Unit of Biostatistics, Epidemiology and Public Health, Department of Cardiac, Thoracic, Vascular Sciences and Public Health, University of Padova, Padova, Italy.
Division of Pediatric Emergency Medicine, Department of Women's and Children's Health, University of Padova, Padova, Italy.
Med Care Res Rev. 2021 Apr;78(2):138-145. doi: 10.1177/1077558719844123. Epub 2019 Apr 29.
Free-text information is still widely used in emergency department (ED) records. Machine learning techniques are useful for analyzing narratives, but they have been used mostly for English-language data sets. Considering such a framework, the performance of an ML classification task of a Spanish-language ED visits database was tested. ED visits collected in the EDs of nine hospitals in Nicaragua were analyzed. Spanish-language, free-text discharge diagnoses were considered in the analysis. Five-hundred random forests were trained on a set of bootstrap samples of the whole data set (1,789 ED visits) to perform the classification task. For each one, after having identified optimal parameter value, the final validated model was trained on the whole bootstrapped data set and tested. The classification accuracies had a median of 0.783 (95% CI [0.779, 0.796]). Machine learning techniques seemed to be a promising opportunity for the exploitation of unstructured information reported in ED records in low- and middle-income Spanish-speaking countries.
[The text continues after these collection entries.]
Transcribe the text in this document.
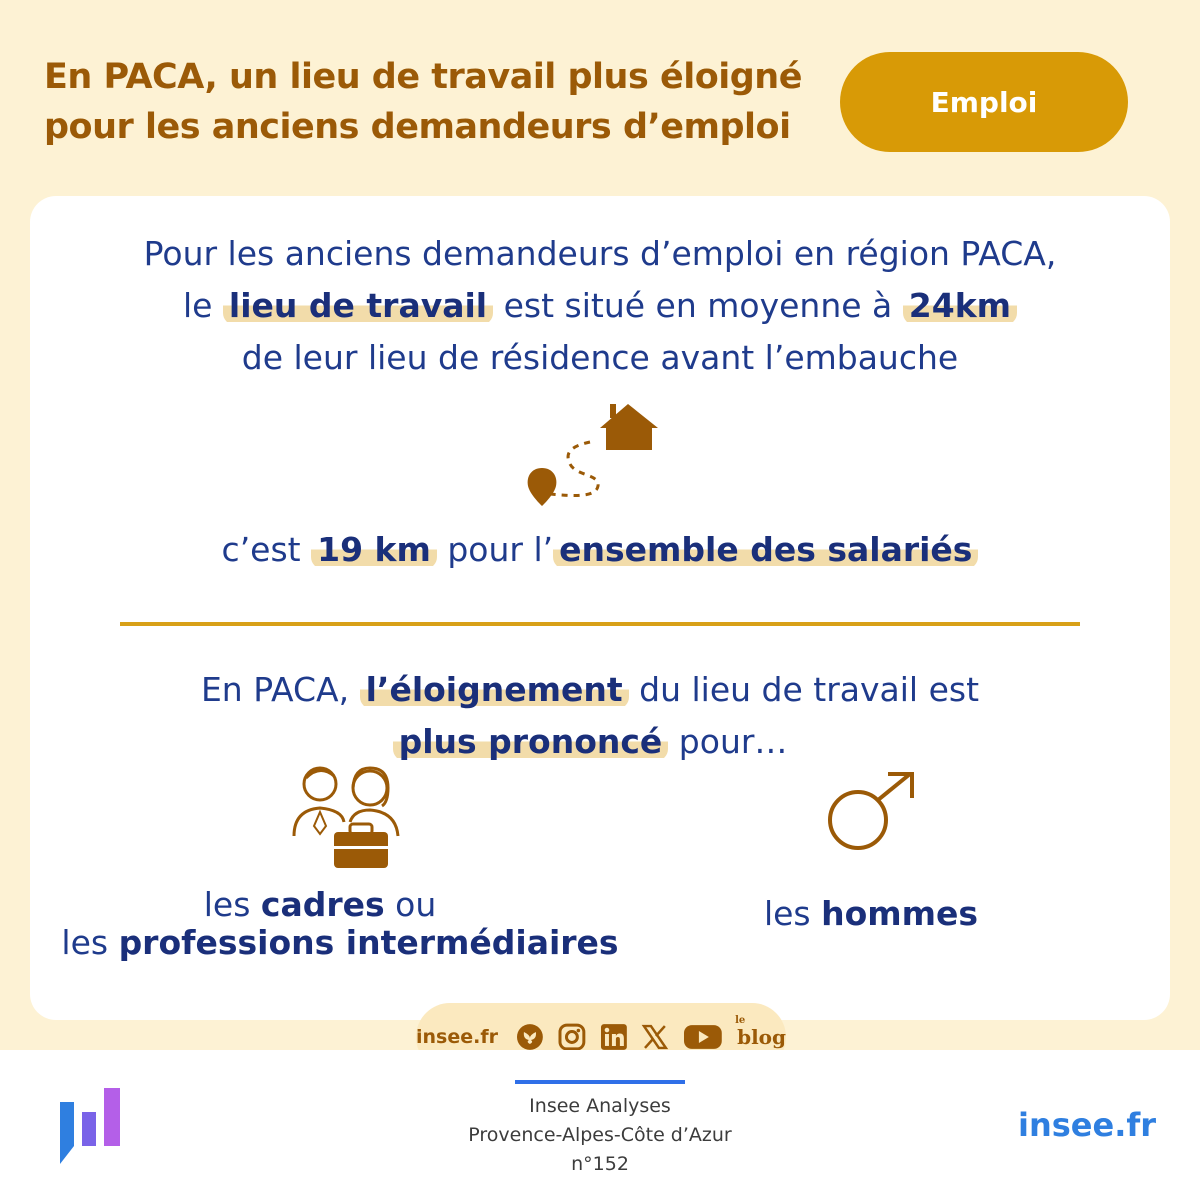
En PACA, un lieu de travail plus éloigné
pour les anciens demandeurs d’emploi
Emploi
Pour les anciens demandeurs d’emploi en région PACA,
le lieu de travail est situé en moyenne à 24km
de leur lieu de résidence avant l’embauche
c’est 19 km pour l’ ensemble des salariés
En PACA, l’éloignement du lieu de travail est
plus prononcé pour…
les cadres ou
les professions intermédiaires
les hommes
insee.fr
le
blog
Insee Analyses
Provence-Alpes-Côte d’Azur
n°152
insee.fr
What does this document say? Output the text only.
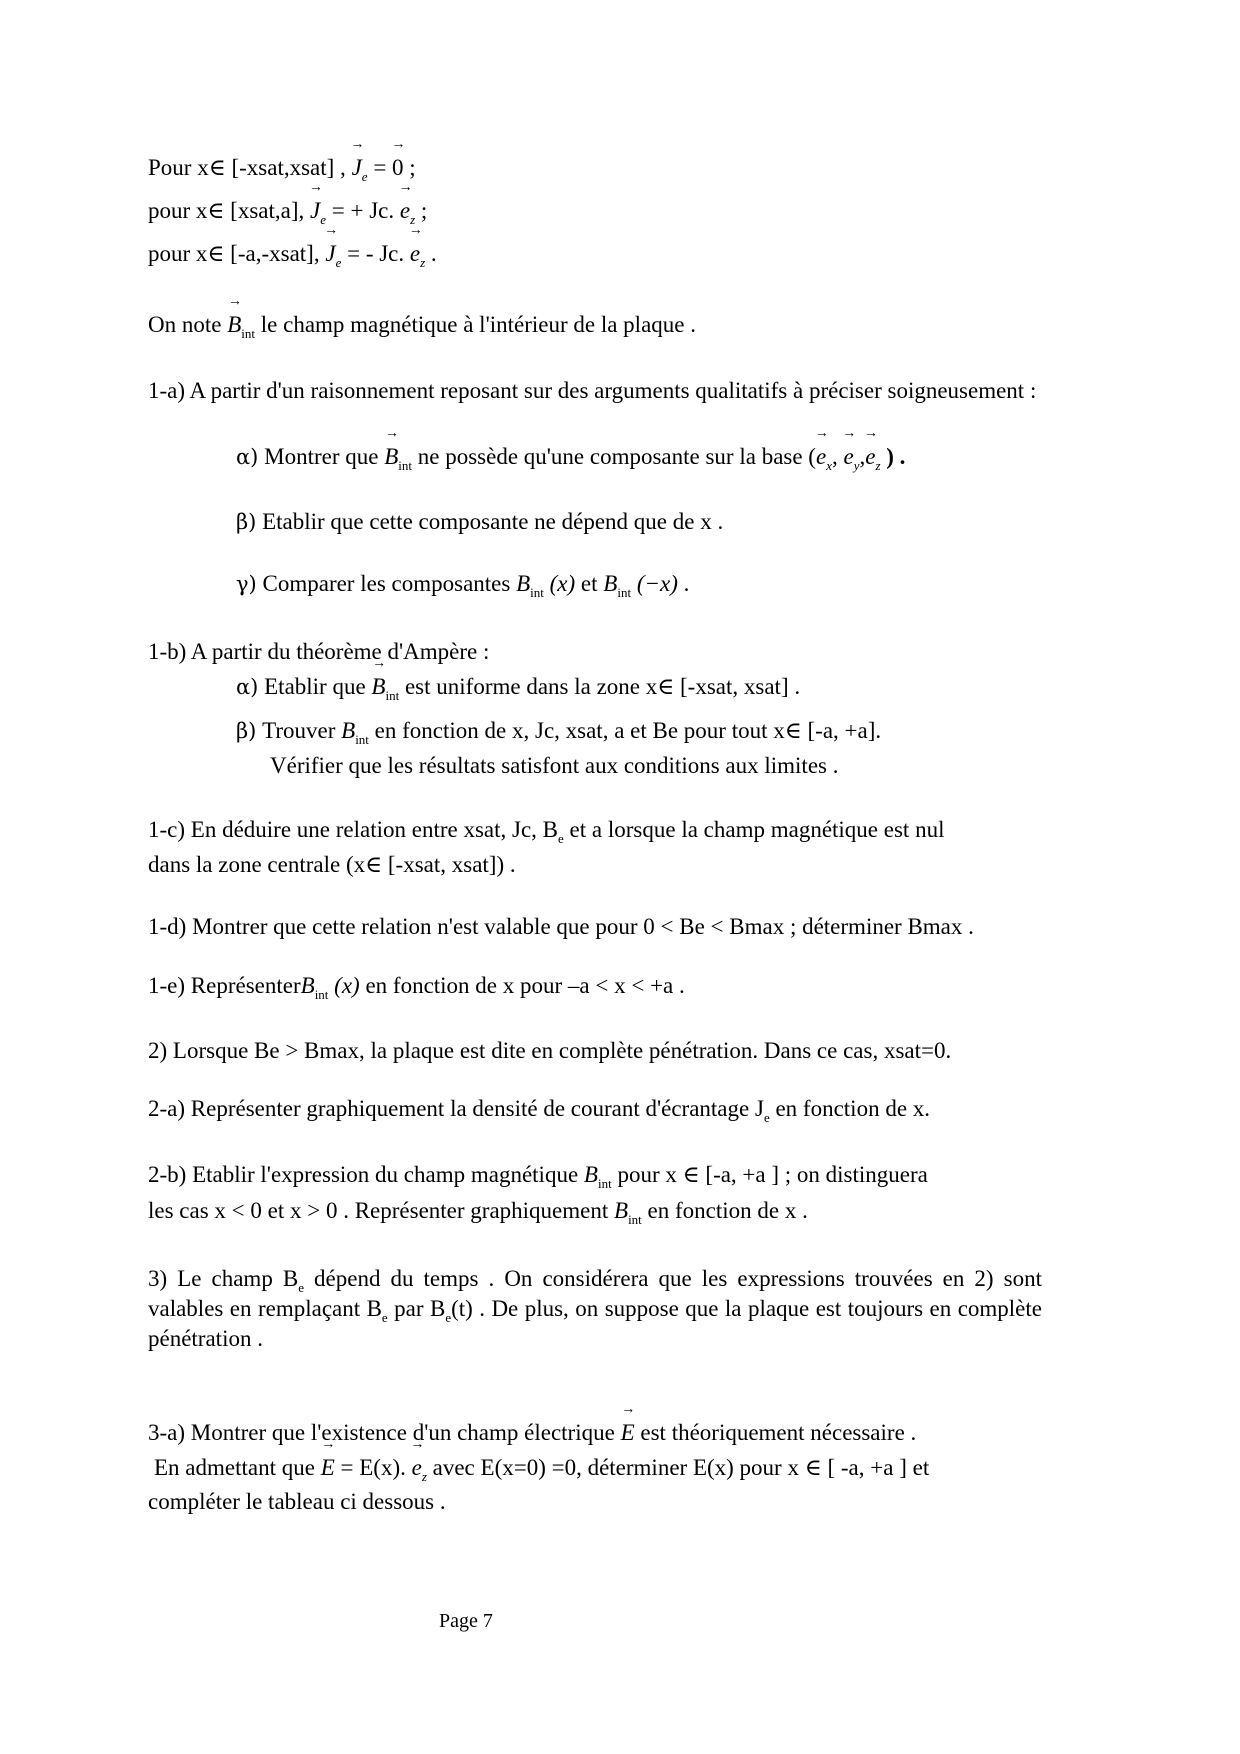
Pour x∈ [-xsat,xsat] , → $J_e$ = → 0 ;
pour x∈ [xsat,a], → $J_e$ = + Jc. → $e_z$ ;
pour x∈ [-a,-xsat], → $J_e$ = - Jc. → $e_z$ .
On note → $B_{int}$ le champ magnétique à l'intérieur de la plaque .
1-a) A partir d'un raisonnement reposant sur des arguments qualitatifs à préciser soigneusement :
α) Montrer que → $B_{int}$ ne possède qu'une composante sur la base (→ $e_x$, → $e_y,\to e_z$ ) .
β) Etablir que cette composante ne dépend que de x .
γ) Comparer les composantes $B_{int}$ (x) et $B_{int}$ (−x) .
1-b) A partir du théorème d'Ampère :
α) Etablir que → $B_{int}$ est uniforme dans la zone x∈ [-xsat, xsat] .
β) Trouver $B_{int}$ en fonction de x, Jc, xsat, a et Be pour tout x∈ [-a, +a].
Vérifier que les résultats satisfont aux conditions aux limites .
1-c) En déduire une relation entre xsat, Jc, $B_e$ et a lorsque la champ magnétique est nul
dans la zone centrale (x∈ [-xsat, xsat]) .
1-d) Montrer que cette relation n'est valable que pour 0 < Be < Bmax ; déterminer Bmax .
1-e) ReprésenterB$_{int}$ (x) en fonction de x pour –a < x < +a .
2) Lorsque Be > Bmax, la plaque est dite en complète pénétration. Dans ce cas, xsat=0.
2-a) Représenter graphiquement la densité de courant d'écrantage $J_e$ en fonction de x.
2-b) Etablir l'expression du champ magnétique $B_{int}$ pour x ∈ [-a, +a ] ; on distinguera
les cas x < 0 et x > 0 . Représenter graphiquement $B_{int}$ en fonction de x .
3) Le champ $B_e$ dépend du temps . On considérera que les expressions trouvées en 2) sont valables en remplaçant $B_e$ par $B_e(t)$ . De plus, on suppose que la plaque est toujours en complète pénétration .
3-a) Montrer que l'existence d'un champ électrique → E est théoriquement nécessaire .
En admettant que → E = E(x). → $e_z$ avec E(x=0) =0, déterminer E(x) pour x ∈ [ -a, +a ] et
compléter le tableau ci dessous .
Page 7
自由文本信息在急诊科 (ED) 记录中仍被广泛使用。机器学习技术可用于分析叙述,但它们主要用于英语数据集。考虑到这样的框架,测试了西班牙语 ED 就诊数据库的 ML 分类任务的性能。分析了在尼加拉瓜九家医院的急诊科收集的 ED 就诊数据。在分析中考虑了西班牙语的自由文本出院诊断。在整个数据集(1789 次 ED 就诊)的一组自举样本上训练了 500 个随机森林来执行分类任务。对于每个样本,在确定了最佳参数值后,最终的验证模型在整个自举数据集中进行训练和测试。分类准确性的中位数为 0.783(95%CI[0.779,0.796])。机器学习技术似乎为利用中低收入西班牙语国家的 ED 记录中报告的非结构化信息提供了一个有前途的机会。